Macbeth goes back to the witches for certainty. They conjure apparitions that tell him to beware Macduff, that no man born of woman can harm him, and that he is safe until Birnam Wood marches to Dunsinane. He hears all this as proof he cannot be touched. Then he learns Macduff has fled to England, and in fury he sends killers to Macduff’s castle, where they murder his wife and his children. In England, Macduff joins Malcolm, who is raising an army, and when the news of his slaughtered family reaches him he turns his grief into a vow of revenge.
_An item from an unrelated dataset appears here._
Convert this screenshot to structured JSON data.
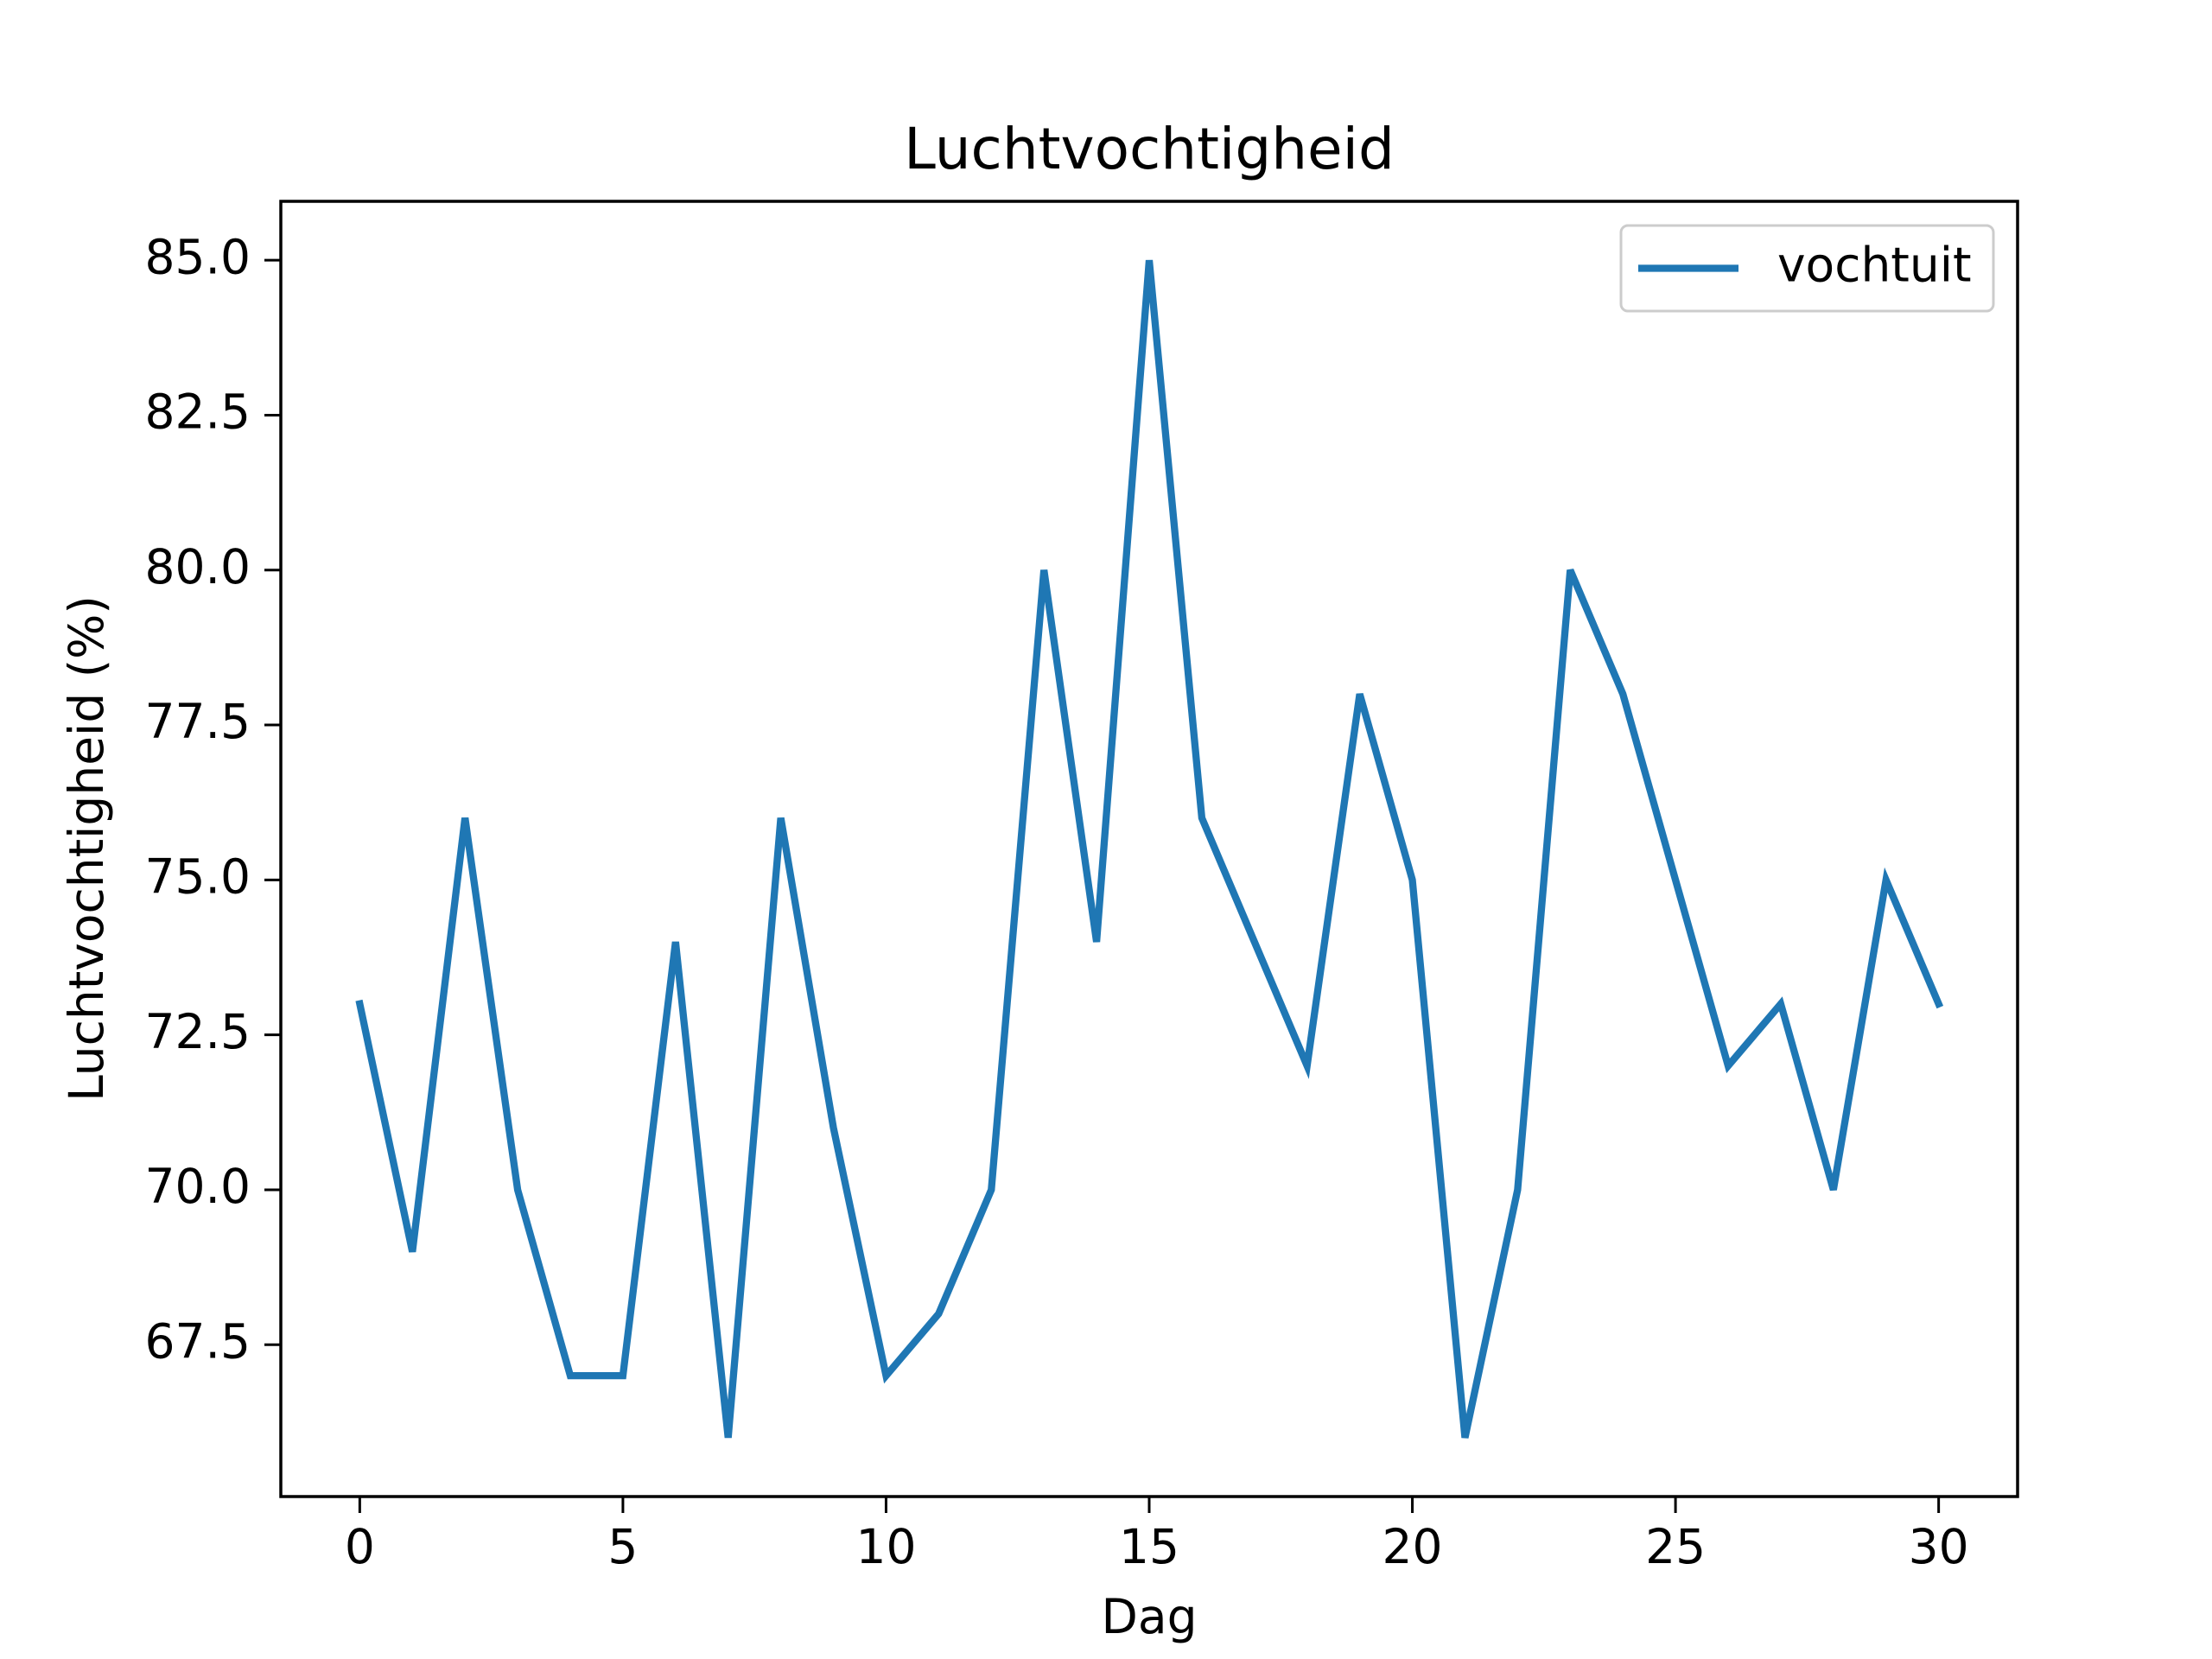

The end closes in fast. Lady Macbeth, hollowed out by guilt, walks in her sleep, scrubbing at blood no one else can see and reliving the murders. Macbeth, besieged at Dunsinane, learns she is dead and answers with cold despair, calling life a tale told by an idiot, full of sound and fury, signifying nothing. Then word comes that Birnam Wood is moving: Malcolm’s soldiers have cut branches to hide their numbers. Macbeth realizes the witches deceived him, but he arms anyway. On the field he kills young Siward, still trusting the prophecy, until Macduff tells him he was not born but cut untimely from his mother’s womb. Stripped of his protection, Macbeth fights and dies. Macduff carries his head to Malcolm, who is hailed as Scotland’s rightful king and promises to set the broken country right.